Huipeng Li tested existing RNA-seq algorithms using this standard but none reliably clustered cells of the same type together. His solution was to develop the new reference component analysis (RCA) method to cluster single-cell transcriptomes. It worked almost perfectly on the benchmark dataset and also on a more recently published single-cell dataset. With the RCA algorithm, Li successfully divided colorectal tumor and surrounding normal data into cell-type clusters.
To facilitate his efforts, Li also used two new algorithms developed by his colleague Debarka Sengupta, described in the bioRxiv preprint, “Fast, scalable and accurate differential expression analysis for single cells.” The team generated C1 single-cell data to benchmark the algorithm for normalizing single-cell transcriptomes (pQ) and the algorithm for finding differentially expressed genes between two cell types (NODES). Emphasizing that “the normalization and differential expression methods we provided are essential for single-cell analysis because they are nonparametric,” he added, “they make almost no assumptions about the nature of the data so they’re quite robust and around 10 times faster than existing approaches.”

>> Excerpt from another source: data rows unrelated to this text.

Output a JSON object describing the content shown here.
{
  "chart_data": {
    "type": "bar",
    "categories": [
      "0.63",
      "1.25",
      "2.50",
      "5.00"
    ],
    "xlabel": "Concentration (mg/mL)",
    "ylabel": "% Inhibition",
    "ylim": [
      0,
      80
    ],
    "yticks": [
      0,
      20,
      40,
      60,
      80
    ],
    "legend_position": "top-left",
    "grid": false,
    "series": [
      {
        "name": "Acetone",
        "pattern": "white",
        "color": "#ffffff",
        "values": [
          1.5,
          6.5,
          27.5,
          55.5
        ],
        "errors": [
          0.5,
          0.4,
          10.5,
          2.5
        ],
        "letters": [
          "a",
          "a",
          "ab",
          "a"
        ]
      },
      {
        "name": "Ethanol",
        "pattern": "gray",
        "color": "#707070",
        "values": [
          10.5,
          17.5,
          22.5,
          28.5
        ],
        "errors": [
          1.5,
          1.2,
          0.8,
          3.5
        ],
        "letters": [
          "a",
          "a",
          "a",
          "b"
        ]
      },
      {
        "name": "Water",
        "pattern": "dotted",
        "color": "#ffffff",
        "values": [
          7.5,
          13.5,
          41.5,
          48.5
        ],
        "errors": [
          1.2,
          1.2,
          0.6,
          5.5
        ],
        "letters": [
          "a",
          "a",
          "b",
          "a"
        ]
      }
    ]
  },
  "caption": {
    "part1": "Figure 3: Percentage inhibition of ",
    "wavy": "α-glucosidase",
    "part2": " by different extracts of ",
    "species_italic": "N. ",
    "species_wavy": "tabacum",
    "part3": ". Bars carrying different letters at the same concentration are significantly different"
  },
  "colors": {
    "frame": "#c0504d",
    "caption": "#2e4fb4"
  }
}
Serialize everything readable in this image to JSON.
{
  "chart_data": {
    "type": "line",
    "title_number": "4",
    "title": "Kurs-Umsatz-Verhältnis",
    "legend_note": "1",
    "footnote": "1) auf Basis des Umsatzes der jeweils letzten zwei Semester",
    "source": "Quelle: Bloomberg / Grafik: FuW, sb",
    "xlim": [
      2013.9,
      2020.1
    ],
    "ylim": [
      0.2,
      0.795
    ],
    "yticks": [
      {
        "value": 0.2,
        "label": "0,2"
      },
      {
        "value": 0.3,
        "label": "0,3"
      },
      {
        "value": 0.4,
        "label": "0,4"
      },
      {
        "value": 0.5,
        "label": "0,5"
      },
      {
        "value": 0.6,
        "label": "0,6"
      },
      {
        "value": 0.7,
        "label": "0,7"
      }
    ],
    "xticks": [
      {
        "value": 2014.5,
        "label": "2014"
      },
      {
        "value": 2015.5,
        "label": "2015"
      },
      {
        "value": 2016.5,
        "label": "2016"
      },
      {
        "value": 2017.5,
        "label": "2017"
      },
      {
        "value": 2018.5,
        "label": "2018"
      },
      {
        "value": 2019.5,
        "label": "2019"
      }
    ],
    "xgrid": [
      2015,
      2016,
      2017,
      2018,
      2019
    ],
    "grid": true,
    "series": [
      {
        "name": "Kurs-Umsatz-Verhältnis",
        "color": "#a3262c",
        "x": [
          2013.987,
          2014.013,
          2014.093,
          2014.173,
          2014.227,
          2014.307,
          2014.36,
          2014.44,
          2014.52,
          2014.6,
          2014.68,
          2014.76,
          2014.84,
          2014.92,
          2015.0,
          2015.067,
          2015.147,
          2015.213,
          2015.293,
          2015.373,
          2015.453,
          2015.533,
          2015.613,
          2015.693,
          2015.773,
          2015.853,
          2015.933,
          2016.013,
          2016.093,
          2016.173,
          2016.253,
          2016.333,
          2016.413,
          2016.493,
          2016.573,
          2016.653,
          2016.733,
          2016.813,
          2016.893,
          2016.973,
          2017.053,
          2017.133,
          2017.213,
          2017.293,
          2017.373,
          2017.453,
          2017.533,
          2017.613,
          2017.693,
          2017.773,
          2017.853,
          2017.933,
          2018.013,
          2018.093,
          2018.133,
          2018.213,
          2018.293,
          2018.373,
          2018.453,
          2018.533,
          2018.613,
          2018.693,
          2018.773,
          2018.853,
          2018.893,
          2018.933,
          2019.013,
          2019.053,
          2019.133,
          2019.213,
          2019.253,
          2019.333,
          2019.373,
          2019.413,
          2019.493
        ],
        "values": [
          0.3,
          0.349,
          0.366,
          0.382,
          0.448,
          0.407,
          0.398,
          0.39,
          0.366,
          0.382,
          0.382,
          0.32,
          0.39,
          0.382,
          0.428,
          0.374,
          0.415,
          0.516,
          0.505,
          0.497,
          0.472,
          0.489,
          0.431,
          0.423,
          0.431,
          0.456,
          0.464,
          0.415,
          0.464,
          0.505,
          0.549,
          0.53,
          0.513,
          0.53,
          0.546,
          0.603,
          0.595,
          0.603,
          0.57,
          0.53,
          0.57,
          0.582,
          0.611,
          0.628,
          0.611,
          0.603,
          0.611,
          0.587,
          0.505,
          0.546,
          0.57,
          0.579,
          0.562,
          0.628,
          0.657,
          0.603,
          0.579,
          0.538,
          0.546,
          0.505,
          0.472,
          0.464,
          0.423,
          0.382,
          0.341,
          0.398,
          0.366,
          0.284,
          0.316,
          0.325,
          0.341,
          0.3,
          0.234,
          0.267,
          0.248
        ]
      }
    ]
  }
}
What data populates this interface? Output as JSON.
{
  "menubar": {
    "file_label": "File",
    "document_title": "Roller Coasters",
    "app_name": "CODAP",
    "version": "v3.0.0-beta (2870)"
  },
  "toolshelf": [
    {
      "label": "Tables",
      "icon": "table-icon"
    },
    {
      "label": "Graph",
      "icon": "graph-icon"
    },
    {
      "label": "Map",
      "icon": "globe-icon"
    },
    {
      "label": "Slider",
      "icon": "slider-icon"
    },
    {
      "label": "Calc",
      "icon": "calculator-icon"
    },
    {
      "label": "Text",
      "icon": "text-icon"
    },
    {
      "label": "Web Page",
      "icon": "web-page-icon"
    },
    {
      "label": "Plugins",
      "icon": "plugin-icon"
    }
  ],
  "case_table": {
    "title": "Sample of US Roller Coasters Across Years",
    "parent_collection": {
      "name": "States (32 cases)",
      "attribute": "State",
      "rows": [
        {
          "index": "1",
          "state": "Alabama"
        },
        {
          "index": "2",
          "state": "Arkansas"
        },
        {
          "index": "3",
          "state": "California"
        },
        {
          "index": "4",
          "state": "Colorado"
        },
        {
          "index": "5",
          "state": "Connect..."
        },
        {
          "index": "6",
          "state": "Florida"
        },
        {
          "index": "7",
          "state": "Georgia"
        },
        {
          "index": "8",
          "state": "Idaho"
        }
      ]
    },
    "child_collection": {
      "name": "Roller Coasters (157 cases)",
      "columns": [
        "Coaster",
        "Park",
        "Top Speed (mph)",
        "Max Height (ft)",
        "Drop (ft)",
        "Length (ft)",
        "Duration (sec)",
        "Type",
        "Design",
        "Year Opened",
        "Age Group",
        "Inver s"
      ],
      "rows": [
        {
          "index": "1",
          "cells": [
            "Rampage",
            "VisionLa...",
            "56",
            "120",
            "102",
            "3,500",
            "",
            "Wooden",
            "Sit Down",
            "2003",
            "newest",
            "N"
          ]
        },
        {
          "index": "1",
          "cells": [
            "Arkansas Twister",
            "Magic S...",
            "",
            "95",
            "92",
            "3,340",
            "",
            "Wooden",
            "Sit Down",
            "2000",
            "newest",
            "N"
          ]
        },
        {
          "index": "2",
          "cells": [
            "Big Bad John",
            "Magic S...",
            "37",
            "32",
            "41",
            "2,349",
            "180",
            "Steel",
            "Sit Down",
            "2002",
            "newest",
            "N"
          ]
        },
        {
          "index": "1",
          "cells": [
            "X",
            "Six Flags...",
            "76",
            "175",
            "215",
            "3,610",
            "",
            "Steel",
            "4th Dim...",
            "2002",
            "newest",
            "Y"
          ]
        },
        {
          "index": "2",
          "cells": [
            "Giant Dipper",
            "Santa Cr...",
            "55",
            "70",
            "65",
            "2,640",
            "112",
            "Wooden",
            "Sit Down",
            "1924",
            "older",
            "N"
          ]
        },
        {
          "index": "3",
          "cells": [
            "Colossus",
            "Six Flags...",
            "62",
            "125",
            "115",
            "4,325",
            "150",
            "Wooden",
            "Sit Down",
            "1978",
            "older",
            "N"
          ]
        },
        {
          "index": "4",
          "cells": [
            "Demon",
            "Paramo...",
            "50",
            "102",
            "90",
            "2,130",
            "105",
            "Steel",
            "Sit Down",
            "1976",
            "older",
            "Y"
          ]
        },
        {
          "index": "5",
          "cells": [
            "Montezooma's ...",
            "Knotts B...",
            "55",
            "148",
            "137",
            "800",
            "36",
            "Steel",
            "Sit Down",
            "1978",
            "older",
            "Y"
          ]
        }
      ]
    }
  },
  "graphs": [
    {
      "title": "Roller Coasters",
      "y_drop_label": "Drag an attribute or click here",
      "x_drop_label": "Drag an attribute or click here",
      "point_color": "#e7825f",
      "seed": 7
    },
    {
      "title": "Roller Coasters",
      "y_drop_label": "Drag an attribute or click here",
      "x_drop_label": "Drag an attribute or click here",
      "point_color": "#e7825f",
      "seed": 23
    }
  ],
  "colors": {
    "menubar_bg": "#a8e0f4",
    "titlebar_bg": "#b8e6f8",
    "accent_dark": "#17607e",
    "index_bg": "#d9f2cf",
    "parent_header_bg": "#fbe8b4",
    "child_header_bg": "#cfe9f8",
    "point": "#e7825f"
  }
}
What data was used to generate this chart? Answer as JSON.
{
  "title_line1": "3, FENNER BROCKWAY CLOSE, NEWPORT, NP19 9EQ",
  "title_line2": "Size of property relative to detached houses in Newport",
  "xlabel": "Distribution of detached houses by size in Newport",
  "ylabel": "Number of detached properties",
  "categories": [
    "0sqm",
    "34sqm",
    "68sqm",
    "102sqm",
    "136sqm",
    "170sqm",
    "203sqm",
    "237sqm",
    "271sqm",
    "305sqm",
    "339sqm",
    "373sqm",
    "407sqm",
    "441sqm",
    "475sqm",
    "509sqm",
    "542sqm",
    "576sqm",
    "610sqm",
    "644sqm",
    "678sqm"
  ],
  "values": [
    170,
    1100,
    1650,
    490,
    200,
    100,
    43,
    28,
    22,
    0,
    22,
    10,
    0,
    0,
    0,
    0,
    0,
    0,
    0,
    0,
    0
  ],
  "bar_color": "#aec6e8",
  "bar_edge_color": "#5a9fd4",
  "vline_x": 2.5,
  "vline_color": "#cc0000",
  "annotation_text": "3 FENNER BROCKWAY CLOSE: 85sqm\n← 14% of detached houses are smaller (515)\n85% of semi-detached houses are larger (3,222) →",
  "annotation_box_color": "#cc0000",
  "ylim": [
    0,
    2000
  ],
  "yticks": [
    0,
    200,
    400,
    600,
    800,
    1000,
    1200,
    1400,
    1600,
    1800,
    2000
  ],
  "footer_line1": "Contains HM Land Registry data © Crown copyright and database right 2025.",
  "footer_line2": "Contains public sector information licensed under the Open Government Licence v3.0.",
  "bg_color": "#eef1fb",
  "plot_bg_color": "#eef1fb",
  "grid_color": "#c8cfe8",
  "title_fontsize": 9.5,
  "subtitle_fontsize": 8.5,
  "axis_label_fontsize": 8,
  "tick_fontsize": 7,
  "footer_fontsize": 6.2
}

Building blocks to future therapies for other cancers
This particular study covered Prabhakar’s work with colorectal tumors, yet he has applied C1 to lung cancer investigations as well. “We’ve already started a subsequent research project doing a parallel study on lung cancer where we’re analyzing a larger dataset.” These findings could potentially improve our understanding of EMT cells and patient cancer treatments. “Our current data are from treatment-naïve primary tumors” Prabhakar said, “but the next step is understanding drug response or even new drug indications.”
Prabhakar sees single-cell transcriptomics becoming an essential tool for cancer biology, biomarker discovery and personalized oncology. “We want to do personalized oncology. If we can dissociate the patient tumor into single cells and characterize the tumor phenotype, we could potentially tell the clinician how to treat that particular patient. Currently, people are doing this based on tumor DNA sequencing, but I think single-cell RNA sequencing is the next wave. I look forward to upcoming research using the C1 system,” he concluded. “There are many questions we can ask with this technology.”